The final table of the 2012 WSOP Main Event aired on a 15-minute delay on Monday, October 29, on ESPN2 and ESPN3 and on Tuesday, October 30, on ESPN and ESPN3. Lon McEachern, Norman Chad, Antonio Esfandiari, and Kara Scott were the on-air talent and the event was produced by Poker PROductions, headed by Mori Eskandani.
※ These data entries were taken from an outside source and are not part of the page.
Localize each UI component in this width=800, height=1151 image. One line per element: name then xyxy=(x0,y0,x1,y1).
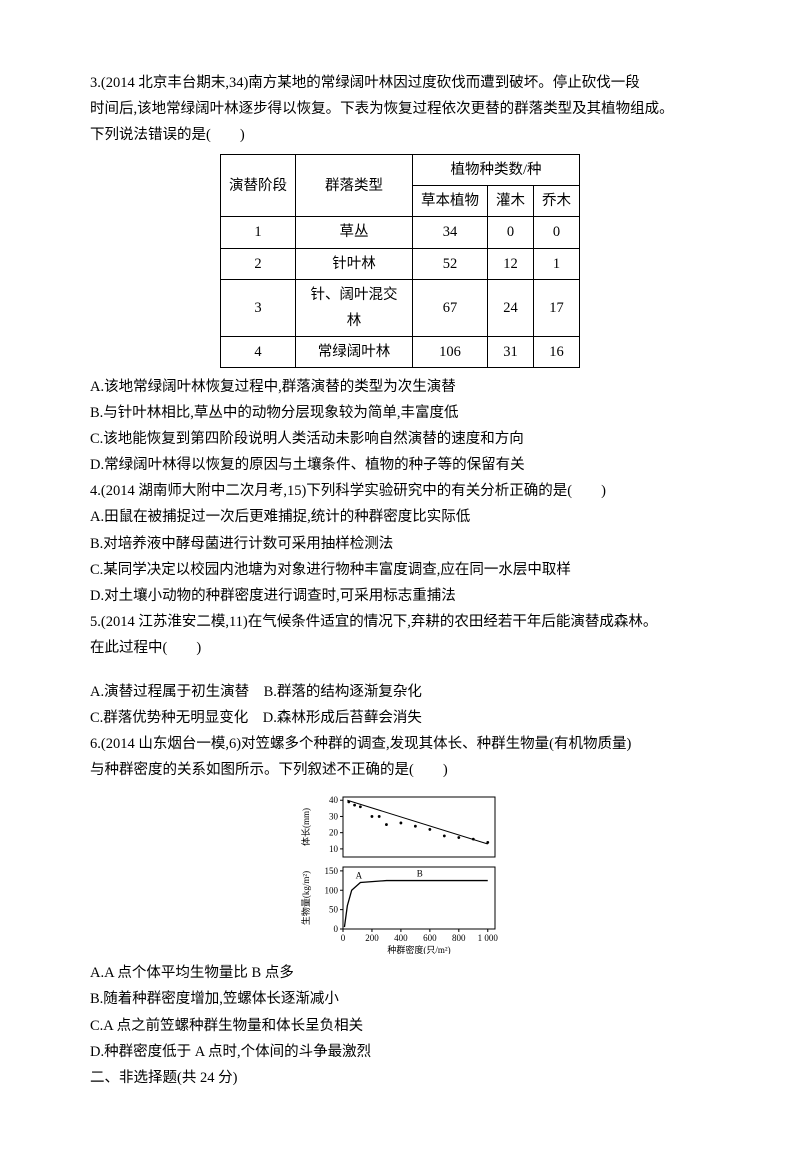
q6-option-d: D.种群密度低于 A 点时,个体间的斗争最激烈 xyxy=(90,1039,710,1065)
svg-text:50: 50 xyxy=(329,905,339,915)
th-shrub: 灌木 xyxy=(488,186,534,217)
svg-text:1 000: 1 000 xyxy=(478,933,499,943)
q3-option-d: D.常绿阔叶林得以恢复的原因与土壤条件、植物的种子等的保留有关 xyxy=(90,452,710,478)
table-row: 1 草丛 34 0 0 xyxy=(221,217,580,248)
q3-stem-line1: 3.(2014 北京丰台期末,34)南方某地的常绿阔叶林因过度砍伐而遭到破坏。停… xyxy=(90,70,710,96)
table-row: 3 针、阔叶混交林 67 24 17 xyxy=(221,279,580,336)
q6-stem-line1: 6.(2014 山东烟台一模,6)对笠螺多个种群的调查,发现其体长、种群生物量(… xyxy=(90,731,710,757)
svg-text:600: 600 xyxy=(423,933,437,943)
q3-option-c: C.该地能恢复到第四阶段说明人类活动未影响自然演替的速度和方向 xyxy=(90,426,710,452)
q4-option-d: D.对土壤小动物的种群密度进行调查时,可采用标志重捕法 xyxy=(90,583,710,609)
q4-option-b: B.对培养液中酵母菌进行计数可采用抽样检测法 xyxy=(90,531,710,557)
blank-line xyxy=(90,661,710,679)
svg-text:200: 200 xyxy=(365,933,379,943)
svg-text:生物量(kg/m²): 生物量(kg/m²) xyxy=(300,871,311,925)
q6-stem-line2: 与种群密度的关系如图所示。下列叙述不正确的是( ) xyxy=(90,757,710,783)
q5-option-cd: C.群落优势种无明显变化 D.森林形成后苔藓会消失 xyxy=(90,705,710,731)
svg-text:40: 40 xyxy=(329,796,339,806)
svg-text:种群密度(只/m²): 种群密度(只/m²) xyxy=(387,944,450,954)
svg-text:20: 20 xyxy=(329,828,339,838)
q5-option-ab: A.演替过程属于初生演替 B.群落的结构逐渐复杂化 xyxy=(90,679,710,705)
th-stage: 演替阶段 xyxy=(221,155,296,217)
q6-option-a: A.A 点个体平均生物量比 B 点多 xyxy=(90,960,710,986)
q4-option-a: A.田鼠在被捕捉过一次后更难捕捉,统计的种群密度比实际低 xyxy=(90,504,710,530)
q4-stem: 4.(2014 湖南师大附中二次月考,15)下列科学实验研究中的有关分析正确的是… xyxy=(90,478,710,504)
svg-text:800: 800 xyxy=(452,933,466,943)
svg-text:B: B xyxy=(417,869,423,879)
th-tree: 乔木 xyxy=(534,186,580,217)
q4-option-c: C.某同学决定以校园内池塘为对象进行物种丰富度调查,应在同一水层中取样 xyxy=(90,557,710,583)
svg-text:体长(mm): 体长(mm) xyxy=(300,808,311,846)
svg-text:A: A xyxy=(356,871,363,881)
q5-stem-line2: 在此过程中( ) xyxy=(90,635,710,661)
svg-text:30: 30 xyxy=(329,812,339,822)
q3-option-b: B.与针叶林相比,草丛中的动物分层现象较为简单,丰富度低 xyxy=(90,400,710,426)
table-row: 4 常绿阔叶林 106 31 16 xyxy=(221,336,580,367)
svg-text:10: 10 xyxy=(329,844,339,854)
q3-table: 演替阶段 群落类型 植物种类数/种 草本植物 灌木 乔木 1 草丛 34 0 0… xyxy=(220,154,580,368)
q3-option-a: A.该地常绿阔叶林恢复过程中,群落演替的类型为次生演替 xyxy=(90,374,710,400)
svg-text:0: 0 xyxy=(341,933,346,943)
q5-stem-line1: 5.(2014 江苏淮安二模,11)在气候条件适宜的情况下,弃耕的农田经若干年后… xyxy=(90,609,710,635)
svg-text:150: 150 xyxy=(325,866,339,876)
q6-option-c: C.A 点之前笠螺种群生物量和体长呈负相关 xyxy=(90,1013,710,1039)
th-plant-group: 植物种类数/种 xyxy=(413,155,580,186)
th-type: 群落类型 xyxy=(296,155,413,217)
table-row: 2 针叶林 52 12 1 xyxy=(221,248,580,279)
q3-stem-line3: 下列说法错误的是( ) xyxy=(90,122,710,148)
svg-text:400: 400 xyxy=(394,933,408,943)
section-2-heading: 二、非选择题(共 24 分) xyxy=(90,1065,710,1091)
svg-text:0: 0 xyxy=(334,924,339,934)
svg-text:100: 100 xyxy=(325,886,339,896)
q6-option-b: B.随着种群密度增加,笠螺体长逐渐减小 xyxy=(90,986,710,1012)
th-herb: 草本植物 xyxy=(413,186,488,217)
q6-chart: 10 20 30 40 体长(mm) 0 50 100 150 生物量(kg/m²) A B 0 200 4… xyxy=(295,789,505,954)
q3-stem-line2: 时间后,该地常绿阔叶林逐步得以恢复。下表为恢复过程依次更替的群落类型及其植物组成… xyxy=(90,96,710,122)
The 2012 WSOP Main Event broadcasts are archived in the on-demand section of PokerGO.com.

Live reporting coverage of the 2012 World Series of Poker was provided by PokerNews.com. PokerNews provided hand histories, chip counts, results, photographs, podcasts, videos, interviews, and more from the 2012 WSOP.